Direct air connections between Russia and Georgia have been formally suspended by decree of Russian president Vladimir Putin banning local airlines from flying to the Caucasus republic from July 8 onwards.
The decree, which was issued on June 21, comes after violent protests in the Georgian capital of Tbilisi regarding the controversial participation of the Russian delegation in the Interparliamentary Assembly on Orthodoxy (IAO).
The Russian ministry of transport has imposed a temporary ban on flights of Georgia’s airlines to Russia, temporarily ending direct air links between the countries.
Two Georgian airlines – Georgian Airways and MyWay Airlines – operate direct flights between the two countries, as well as six Russian carriers – Aeroflot, Pobeda, Ural Airlines, S7 Airlines, Red Wings and Smartavia.
The decision means that one of the liveliest leisure travel markets has been closed in the midst of the peak vacation season.
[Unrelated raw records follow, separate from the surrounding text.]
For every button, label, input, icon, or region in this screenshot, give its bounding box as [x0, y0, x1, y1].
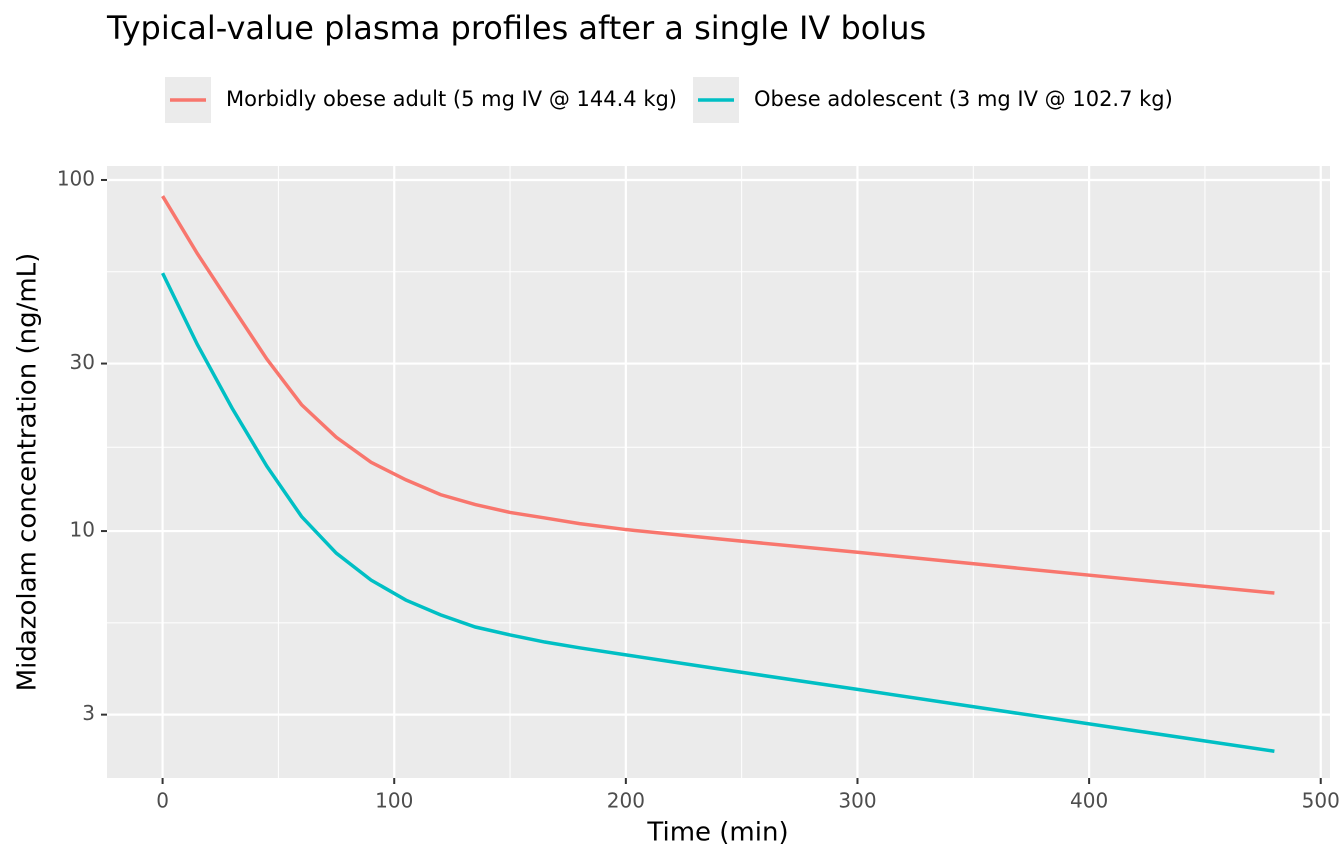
y-axis-title: Midazolam concentration (ng/mL)	[13, 253, 43, 692]
x-tick-label: 0	[156, 789, 169, 813]
panel	[107, 166, 1330, 778]
chart-title: Typical-value plasma profiles after a si…	[106, 9, 926, 47]
y-tick-label: 30	[70, 350, 95, 374]
x-tick-label: 500	[1302, 789, 1340, 813]
y-tick-label: 3	[82, 701, 95, 725]
y-tick-label: 10	[70, 518, 95, 542]
x-tick-label: 300	[838, 789, 876, 813]
x-tick-label: 400	[1070, 789, 1108, 813]
x-axis-title: Time (min)	[646, 818, 788, 848]
y-tick-label: 100	[57, 166, 95, 190]
data-line	[161, 195, 1275, 595]
x-tick-label: 100	[375, 789, 413, 813]
data-line	[161, 272, 1275, 753]
legend-label: Morbidly obese adult (5 mg IV @ 144.4 kg…	[226, 87, 677, 111]
x-tick-label: 200	[607, 789, 645, 813]
legend-label: Obese adolescent (3 mg IV @ 102.7 kg)	[754, 87, 1173, 111]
According to Russian on-line reservation services, in the first half of 2019, Georgia topped the list of the most popular international destinations for Russian tourists.
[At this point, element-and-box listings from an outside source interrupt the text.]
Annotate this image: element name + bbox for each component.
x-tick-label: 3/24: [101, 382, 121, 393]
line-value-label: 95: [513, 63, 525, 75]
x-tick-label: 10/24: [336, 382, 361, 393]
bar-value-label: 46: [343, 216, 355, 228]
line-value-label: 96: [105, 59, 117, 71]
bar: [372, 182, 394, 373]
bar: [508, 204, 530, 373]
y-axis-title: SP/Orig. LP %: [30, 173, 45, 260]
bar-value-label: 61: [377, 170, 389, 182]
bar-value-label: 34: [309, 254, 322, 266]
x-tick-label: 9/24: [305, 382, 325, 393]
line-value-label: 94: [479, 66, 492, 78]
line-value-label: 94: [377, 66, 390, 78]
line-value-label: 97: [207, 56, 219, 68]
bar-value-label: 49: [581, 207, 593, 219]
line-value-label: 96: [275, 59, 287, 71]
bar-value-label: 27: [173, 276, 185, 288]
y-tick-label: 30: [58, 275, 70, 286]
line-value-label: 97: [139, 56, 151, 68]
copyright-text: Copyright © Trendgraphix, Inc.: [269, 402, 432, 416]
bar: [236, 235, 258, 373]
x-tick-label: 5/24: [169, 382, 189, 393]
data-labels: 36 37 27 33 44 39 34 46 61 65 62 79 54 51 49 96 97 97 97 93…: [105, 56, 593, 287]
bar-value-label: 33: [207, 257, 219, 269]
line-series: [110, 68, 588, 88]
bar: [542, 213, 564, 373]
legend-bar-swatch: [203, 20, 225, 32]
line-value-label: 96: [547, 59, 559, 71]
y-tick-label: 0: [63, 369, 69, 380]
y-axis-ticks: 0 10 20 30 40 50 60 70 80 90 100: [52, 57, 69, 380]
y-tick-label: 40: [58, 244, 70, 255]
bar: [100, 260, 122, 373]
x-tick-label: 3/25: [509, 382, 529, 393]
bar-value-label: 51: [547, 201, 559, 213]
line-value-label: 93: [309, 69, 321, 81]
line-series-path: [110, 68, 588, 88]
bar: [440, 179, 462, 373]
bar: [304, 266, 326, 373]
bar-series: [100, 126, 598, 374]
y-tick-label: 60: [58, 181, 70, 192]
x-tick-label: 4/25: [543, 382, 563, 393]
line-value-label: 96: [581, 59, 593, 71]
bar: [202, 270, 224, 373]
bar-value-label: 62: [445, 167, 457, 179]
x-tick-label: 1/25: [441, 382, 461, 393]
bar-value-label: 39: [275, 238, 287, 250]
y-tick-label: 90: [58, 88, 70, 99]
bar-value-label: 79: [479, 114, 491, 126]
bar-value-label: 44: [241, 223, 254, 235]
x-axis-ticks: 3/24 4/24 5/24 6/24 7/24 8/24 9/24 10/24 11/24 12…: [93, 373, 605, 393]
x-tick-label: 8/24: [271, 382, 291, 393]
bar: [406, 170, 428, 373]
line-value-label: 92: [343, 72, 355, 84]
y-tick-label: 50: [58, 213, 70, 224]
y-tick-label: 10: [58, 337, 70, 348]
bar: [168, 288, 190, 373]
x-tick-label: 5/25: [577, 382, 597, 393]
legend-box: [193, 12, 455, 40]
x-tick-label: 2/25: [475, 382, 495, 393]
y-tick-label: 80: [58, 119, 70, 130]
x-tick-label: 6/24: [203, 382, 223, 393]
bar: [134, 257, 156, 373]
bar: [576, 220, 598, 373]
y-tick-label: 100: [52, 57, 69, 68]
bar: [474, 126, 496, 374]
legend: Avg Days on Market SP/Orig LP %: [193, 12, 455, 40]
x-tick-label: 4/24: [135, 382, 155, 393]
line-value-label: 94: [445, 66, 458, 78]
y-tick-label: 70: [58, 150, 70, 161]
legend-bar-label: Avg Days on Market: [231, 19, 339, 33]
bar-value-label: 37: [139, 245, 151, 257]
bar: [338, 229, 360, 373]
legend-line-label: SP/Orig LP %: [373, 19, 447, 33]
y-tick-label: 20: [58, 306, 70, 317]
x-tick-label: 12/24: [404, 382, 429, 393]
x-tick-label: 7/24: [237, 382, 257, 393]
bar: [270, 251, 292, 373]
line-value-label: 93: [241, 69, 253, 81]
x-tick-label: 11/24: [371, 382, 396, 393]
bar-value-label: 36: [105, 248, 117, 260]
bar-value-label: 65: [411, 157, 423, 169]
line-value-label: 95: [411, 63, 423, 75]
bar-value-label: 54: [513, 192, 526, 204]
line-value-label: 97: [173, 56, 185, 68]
Russia’s Transport ministry has assessed that the consequential losses to Russian airlines may reach three billion roubles (US$47 million), including direct losses and other expected damages and the ministry is ready to consider allocating compensation to the carriers.
The loss of another commercial air travel market will only further exacerbate the existing financial woes besetting the Russian airline industry. According to the Russian Air Transport Operators Association, at the end of the first quarter of 2019, the industry’s combined losses amounted to 45.3 billion roubles, 33.2 per cent worse than for the same period of last year. These current losses are already comparable to the total losses of the entire year 2018 that, according to the finance ministry, approached some 50 billion roubles.
Nevertheless it is the Georgian air transport industry that may suffer the bigger consequences of the political tensions between the two countries. Mariam Kvrivishvili, the head of Georgia’s National Tourism Administration, estimates the potential losses of the Georgian travel industry at about a million Russian tourists and up to two billion lari (US$715 million). The country was expecting to welcome 1.7 million Russian tourists this year, contributing more than US$890 million to the local economy. Last year more than 1.4 million Russians visited Georgia, a figure that represents some 20 per cent of the total international tourism traffic into the country.
At the same time, neighbouring countries may benefit from the impasse, as previously demonstrated when air connections were suspended with Ukraine in 2015. In that instance, transit traffic between Russia and Ukraine helped Belarusian airline Belavia and Minsk airport to mushroom by substantially increasing their passenger numbers.
Air travel between Russia and Georgia has been suspended before, in 2008, during the Russia/Georgia military conflict. Charter flights between the counties were resumed in 2010 and scheduled flights fully restored in 2014.